Die finanzielle Vernetzung fördert die Entwicklung hin zum "Global Village". An den Börsen werden Informationen über kursbestimmende Ereignisse rasant weitergereicht – im Tagesverlauf rund um die Welt, von Zeitzone zu Zeitzone. Die durch die Elektronik ermöglichte Schnelligkeit beflügelt die Transparenz und den Wettbewerb zwischen den Börsenplätzen. Trotzdem herrscht dort, wo früher die Kauf- oder Verkaufwünsche lauthals bekannt gegeben wurden, heute Ruhe in den Sälen. Alles läuft elektronisch ab – vom Computerhandel "Xetra" bis zum sogenannten Präsenzhandel. Rechner sortieren die Order nach der Höhe, während spezialisierte Informationssysteme wie Reuters, Bloomberg oder Dow Jones rund um die Uhr die Neuigkeiten des Kapitalmarktes verbreiten. Allein die Reuters Group zum Beispiel verbindet mehr als 200 Börsen und 4000 Banken. Was die internationale Vernetzung für Banken und Börsen künftig bedeuten kann, ist erst in Umrissen zu erkennen. Ansätze eines Aktienhandels über Internet deuten an, was zu erwarten ist. Während Fachleute derartigen Versuchen noch mit Vorbehalt gegenüberstehen, weil die Abrechnungs- und Zahlungsmodalitäten nicht gelöst seien, machen Visionen einer "Internet-Börse" die Runde – vor allem bei jungen Unternehmen wie der Webstock GmbH in München, aber auch bei Direktbanken, die ihre Kunden per Telefon oder "online" bedienen.

Über Erfolg oder Mißerfolg werden besonders die Sicherheitsaspekte entscheiden. Wenn "Hacker" in Computernetze eindringen, Viren eingeschleust und Daten ausgespäht werden können, droht immenser Schaden. Nirgends ist dieses Thema so sensibel wie bei Finanzgeschäften. Eine der wesentlichen Herausforderungen bestehe darin, die Systeme effektiv vor unberechtigten externen Zugriffen zu schützen, sagt Karl-Heinz Förster, Fachmann für "Information Security" bei der zur Kreditbank S. A. Luxembourgeoise gehörenden Privatbank Merck Finck & Co in München. Die Verschlüsselungsprogramme, die Daten nur für befugte Personen lesbar machen und mit einer "digitalen Signatur" sicherstellen, daß sie vom richtigen Absender stammen, werden allerdings immer aufwendiger.

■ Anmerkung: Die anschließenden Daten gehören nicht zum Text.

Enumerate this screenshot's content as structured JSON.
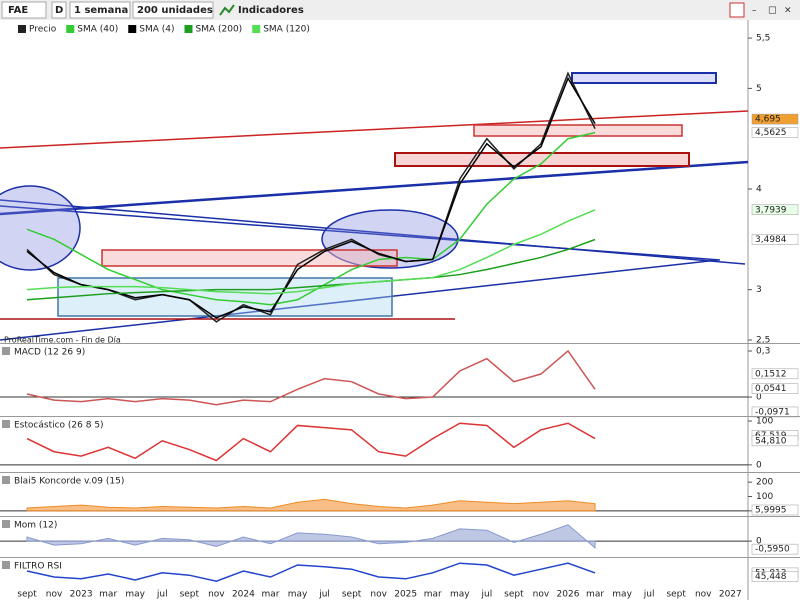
{
  "toolbar": {
    "symbol": "FAE",
    "mode": "D",
    "period": "1 semana",
    "units": "200 unidades",
    "indicators": "Indicadores"
  },
  "source": "ProRealTime.com - Fin de Día",
  "chart_data": [
    {
      "type": "line",
      "categories": [
        "sept",
        "nov",
        "2023",
        "mar",
        "may",
        "jul",
        "sept",
        "nov",
        "2024",
        "mar",
        "may",
        "jul",
        "sept",
        "nov",
        "2025",
        "mar",
        "may",
        "jul",
        "sept",
        "nov",
        "2026",
        "mar",
        "may",
        "jul",
        "sept",
        "nov",
        "2027"
      ],
      "ylim": [
        2.47,
        5.61
      ],
      "yticks": [
        {
          "value": 5.5,
          "label": "5,5"
        },
        5,
        4,
        3,
        {
          "value": 2.5,
          "label": "2,5"
        }
      ],
      "series": [
        {
          "name": "Precio",
          "color": "#222222",
          "values": [
            3.4,
            3.15,
            3.05,
            3.0,
            2.9,
            2.95,
            2.9,
            2.68,
            2.85,
            2.75,
            3.25,
            3.4,
            3.5,
            3.35,
            3.28,
            3.3,
            4.1,
            4.5,
            4.2,
            4.45,
            5.15,
            4.6,
            null,
            null,
            null,
            null,
            null
          ]
        },
        {
          "name": "SMA (40)",
          "color": "#33cc33",
          "values": [
            3.6,
            3.5,
            3.35,
            3.2,
            3.1,
            3.0,
            2.95,
            2.9,
            2.88,
            2.85,
            2.9,
            3.05,
            3.2,
            3.3,
            3.32,
            3.3,
            3.5,
            3.85,
            4.1,
            4.25,
            4.5,
            4.56,
            null,
            null,
            null,
            null,
            null
          ]
        },
        {
          "name": "SMA (4)",
          "color": "#000000",
          "values": [
            3.38,
            3.17,
            3.05,
            3.0,
            2.92,
            2.95,
            2.9,
            2.72,
            2.83,
            2.78,
            3.2,
            3.38,
            3.48,
            3.36,
            3.28,
            3.3,
            4.05,
            4.45,
            4.22,
            4.42,
            5.1,
            4.65,
            null,
            null,
            null,
            null,
            null
          ]
        },
        {
          "name": "SMA (200)",
          "color": "#1e9e1e",
          "values": [
            2.9,
            2.92,
            2.94,
            2.96,
            2.97,
            2.98,
            2.99,
            3.0,
            3.0,
            3.0,
            3.02,
            3.04,
            3.06,
            3.08,
            3.1,
            3.12,
            3.15,
            3.2,
            3.26,
            3.32,
            3.4,
            3.4984,
            null,
            null,
            null,
            null,
            null
          ]
        },
        {
          "name": "SMA (120)",
          "color": "#55dd55",
          "values": [
            3.0,
            3.02,
            3.03,
            3.03,
            3.03,
            3.02,
            3.0,
            2.98,
            2.97,
            2.96,
            2.98,
            3.02,
            3.06,
            3.08,
            3.1,
            3.12,
            3.2,
            3.32,
            3.45,
            3.55,
            3.68,
            3.7939,
            null,
            null,
            null,
            null,
            null
          ]
        }
      ],
      "markers": [
        {
          "value": 4.695,
          "label": "4,695",
          "color": "#f0a030"
        },
        {
          "value": 4.5625,
          "label": "4,5625",
          "color": "#ffffff"
        },
        {
          "value": 3.7939,
          "label": "3,7939",
          "color": "#e8ffe8"
        },
        {
          "value": 3.4984,
          "label": "3,4984",
          "color": "#ffffff"
        }
      ]
    },
    {
      "type": "line",
      "title": "MACD (12 26 9)",
      "color": "#cc5555",
      "ylim": [
        -0.117,
        0.339
      ],
      "yticks": [
        {
          "value": 0.3,
          "label": "0,3"
        },
        0
      ],
      "values": [
        0.02,
        -0.02,
        -0.03,
        -0.01,
        -0.03,
        -0.01,
        -0.02,
        -0.05,
        -0.02,
        -0.03,
        0.05,
        0.12,
        0.1,
        0.02,
        -0.01,
        0.0,
        0.17,
        0.25,
        0.1,
        0.15,
        0.3,
        0.05,
        null,
        null,
        null,
        null,
        null
      ],
      "markers": [
        {
          "value": 0.1512,
          "label": "0,1512",
          "color": "#ffffff"
        },
        {
          "value": 0.0541,
          "label": "0,0541",
          "color": "#ffffff"
        },
        {
          "value": -0.0971,
          "label": "-0,0971",
          "color": "#ffffff"
        }
      ]
    },
    {
      "type": "line",
      "title": "Estocástico (26 8 5)",
      "color": "#dd3333",
      "ylim": [
        -14,
        107
      ],
      "yticks": [
        100,
        0
      ],
      "values": [
        60,
        30,
        20,
        40,
        15,
        55,
        35,
        10,
        60,
        30,
        90,
        85,
        80,
        30,
        20,
        60,
        95,
        90,
        40,
        80,
        95,
        60,
        null,
        null,
        null,
        null,
        null
      ],
      "markers": [
        {
          "value": 67.519,
          "label": "67,519",
          "color": "#ffffff"
        },
        {
          "value": 54.81,
          "label": "54,810",
          "color": "#ffffff"
        }
      ]
    },
    {
      "type": "area",
      "title": "Blai5 Koncorde v.09 (15)",
      "color": "#f08a24",
      "ylim": [
        -29,
        257
      ],
      "yticks": [
        200,
        100,
        0
      ],
      "values": [
        20,
        30,
        40,
        25,
        20,
        30,
        25,
        20,
        30,
        20,
        60,
        80,
        50,
        30,
        20,
        40,
        70,
        60,
        50,
        60,
        70,
        50,
        null,
        null,
        null,
        null,
        null
      ],
      "markers": [
        {
          "value": 5.9995,
          "label": "5,9995",
          "color": "#ffffff"
        }
      ]
    },
    {
      "type": "area",
      "title": "Mom (12)",
      "color": "#8899cc",
      "ylim": [
        -1.1,
        1.7
      ],
      "yticks": [
        0
      ],
      "values": [
        0.3,
        -0.3,
        -0.2,
        0.2,
        -0.3,
        0.2,
        0.1,
        -0.4,
        0.3,
        -0.2,
        0.6,
        0.5,
        0.3,
        -0.2,
        -0.1,
        0.2,
        0.9,
        0.8,
        -0.1,
        0.5,
        1.2,
        -0.5,
        null,
        null,
        null,
        null,
        null
      ],
      "markers": [
        {
          "value": -0.595,
          "label": "-0,5950",
          "color": "#ffffff"
        }
      ]
    },
    {
      "type": "line",
      "title": "FILTRO RSI",
      "color": "#2244cc",
      "ylim": [
        30,
        75
      ],
      "yticks": [],
      "values": [
        55,
        45,
        42,
        50,
        40,
        52,
        48,
        38,
        55,
        45,
        65,
        62,
        58,
        45,
        42,
        52,
        68,
        65,
        48,
        58,
        68,
        51.813,
        null,
        null,
        null,
        null,
        null
      ],
      "markers": [
        {
          "value": 51.813,
          "label": "51,813",
          "color": "#ffffff"
        },
        {
          "value": 45.448,
          "label": "45,448",
          "color": "#ffffff"
        }
      ]
    }
  ]
}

In der Finanzwirtschaft führt darüber hinaus noch eine andere Überlegung zu Befürchtungen: Die internationale Vernetzung mit ihrer rasanten Informationsübermittlung vergrößere die Gefahr von "Börsencrashs". Andere halten dagegen, daß die aufsehenerregenden Vorfälle der vergangenen Jahre ganz bestimmte Gründe gehabt hätten. So sind bei Unter- oder Überschreitung bestimmter Kursindizes automatisch Aktionen ausgelöst worden, die sich schnell als nicht mehr beherrschbar erwiesen haben. Daraus glauben Bankiers und Börsianer gelernt zu haben. In die Systeme, beteuern sie, seien inzwischen zusätzliche Sicherungen "eingebaut". So seien etwa für bestimmte Schwellenwerte "Zwischenstops" integriert worden.

Bei aller Elektronik ist aber der Einfluß fachkundiger Personen nicht ganz unwichtig. Herbert Schuster, der Vorsitzende der Münchner Kursmaklerkammer, mißt seinem Berufsstand eine "Steuerungsfunktion" bei. An der Börse könne man die Unterschiede täglich beobachten: Bei einigen Verfahren setzen die Makler die Kurse noch selbst fest, bei anderen übernimmt diese Aufgabe längst der Rechner. Und nicht immer kommen die Anleger besser weg, wenn sie allein dem Computer überlassen werden.

Literaturhinweise

Möglichkeiten und Grenzen von Bloomberg. Von J. Eichler et al. Seminararbeit am Institut für Finanzierung und Finanzmärkte der Wirtschaftsuniversität Wien im Sommersemester 1998.

Reuters stellt sich vor. Ein ‚informativer‘ Konzern. Reuters AG (Hg.). Frankfurt am Main 1998.

Eine neue Ära für S.W.I.F.T. Ein Vortrag von J.-M. Weydert. S.W.I.F.T. Regionalkonferenz, München, 21. April 1997.